Passei sete anos morando fora, e, mesmo retornando com certa regularidade, me dói confessar que por um tempo eu pensei pouco nele. Houve um hiato de alguns anos no qual eu estava tão absorto em meus próprios problemas que não havia espaço para que meu melhor amigo fosse parte maior da minha vida. Você sabe que uma amizade é forte quando, mesmo com uma longa ausência, não há nada além de felicidade no reencontro.

Hoje eu olho com arrependimento para minhas ações, mas acho que amizades duradouras têm disso, na real. Às vezes a gente se distancia só para depois nos reaproximarmos.

Quando voltei a morar em São Paulo, a vida tornou-se ainda mais atribulada do que era, mas eu encontrava tempo para nossos encontros. Não tanto quanto nenhum de nós gostaria, mas mais do que antes. Nossas longas caminhadas no bairro eram um momento especial, pontuadas pelo latido de cachorros nas casas, invejosos de nossa liberdade de perambular nas ruas.

Um dos nossos momentos mais marcantes aconteceu há pouco tempo, quando estávamos na casa de meu pai e minha chave defeituosa, uma cópia mal-feita por um chaveiro preguiçoso, foi incapaz de destrancar a porta de entrada. Ficamos eu e ele na garagem, sentados no escuro da noite, no silêncio, simplesmente resolutos de que a nossa companhia era suficiente. Foi o momento em que percebi que não apenas ele era meu melhor amigo, mas eu era o dele também.

Sua respiração estava ofegante, coisa de uma inspiração por segundo, o que é muito para alguém em repouso. Eu acariciava seu rosto inexpressivo, na esperança de que isso lhe desse algum conforto. Sabia que era questão de minutos, mas queria aproveitar cada segundo como se fosse uma hora. Meu pai estava lá também. Eles se deram bem, meu pai e meu amigo, o qual também tinha aquele senhor inteligente e piadista como figura paternal. Senti o sofrimento de meu pai, que segurava uma de suas patas dianteiras.

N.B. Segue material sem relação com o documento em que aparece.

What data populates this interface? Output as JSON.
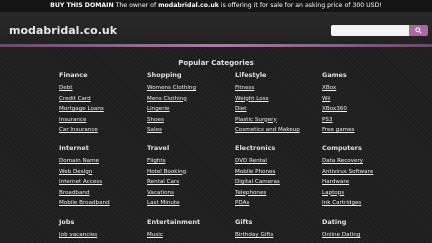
{
  "banner": {
    "prefix": "BUY THIS DOMAIN",
    "text_a": " The owner of ",
    "domain": "modabridal.co.uk",
    "text_b": " is offering it for sale for an asking price of 300 USD!"
  },
  "header": {
    "logo": "modabridal.co.uk",
    "search_placeholder": "",
    "search_icon": "search-icon"
  },
  "popular": {
    "title": "Popular Categories"
  },
  "categories": [
    {
      "title": "Finance",
      "links": [
        "Debt",
        "Credit Card",
        "Mortgage Loans",
        "Insurance",
        "Car Insurance"
      ]
    },
    {
      "title": "Shopping",
      "links": [
        "Womens Clothing",
        "Mens Clothing",
        "Lingerie",
        "Shoes",
        "Sales"
      ]
    },
    {
      "title": "Lifestyle",
      "links": [
        "Fitness",
        "Weight Loss",
        "Diet",
        "Plastic Surgery",
        "Cosmetics and Makeup"
      ]
    },
    {
      "title": "Games",
      "links": [
        "XBox",
        "Wii",
        "XBox360",
        "PS3",
        "Free games"
      ]
    },
    {
      "title": "Internet",
      "links": [
        "Domain Name",
        "Web Design",
        "Internet Access",
        "Broadband",
        "Mobile Broadband"
      ]
    },
    {
      "title": "Travel",
      "links": [
        "Flights",
        "Hotel Booking",
        "Rental Cars",
        "Vacations",
        "Last Minute"
      ]
    },
    {
      "title": "Electronics",
      "links": [
        "DVD Rental",
        "Mobile Phones",
        "Digital Cameras",
        "Telephones",
        "PDAs"
      ]
    },
    {
      "title": "Computers",
      "links": [
        "Data Recovery",
        "Antivirus Software",
        "Hardware",
        "Laptops",
        "Ink Cartridges"
      ]
    },
    {
      "title": "Jobs",
      "links": [
        "Job vacancies"
      ]
    },
    {
      "title": "Entertainment",
      "links": [
        "Music"
      ]
    },
    {
      "title": "Gifts",
      "links": [
        "Birthday Gifts"
      ]
    },
    {
      "title": "Dating",
      "links": [
        "Online Dating"
      ]
    }
  ]
}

Olhávamos em seus olhos quando o coquetel de sedativos começou a ser aplicado. Enquanto o propofol entrava em suas veias, mesmo naquele momento não me escapou da cabeça o fato de que Michael Jackson morreu por causa desse mesmo anestésico. A dor não mais o importunava e sua respiração ficou silenciosa. Sedado, chegou a vez do cloreto de potássio fazer sua função e causar a esperada parada cardíaca.

A veterinária sacou seu estetoscópio, examinou o coração e, com empatia e pesar, disse apenas "meus sentimentos". Eu e meu pai choramos naquele momento solene, dividindo a dor da perda de nosso cachorro.

Sabugo (2010-2025) foi testemunha da melhor parte da minha vida, e também de alguns dos meus piores momentos. Ele sempre estava lá comigo, mesmo quando eu não estava com ele.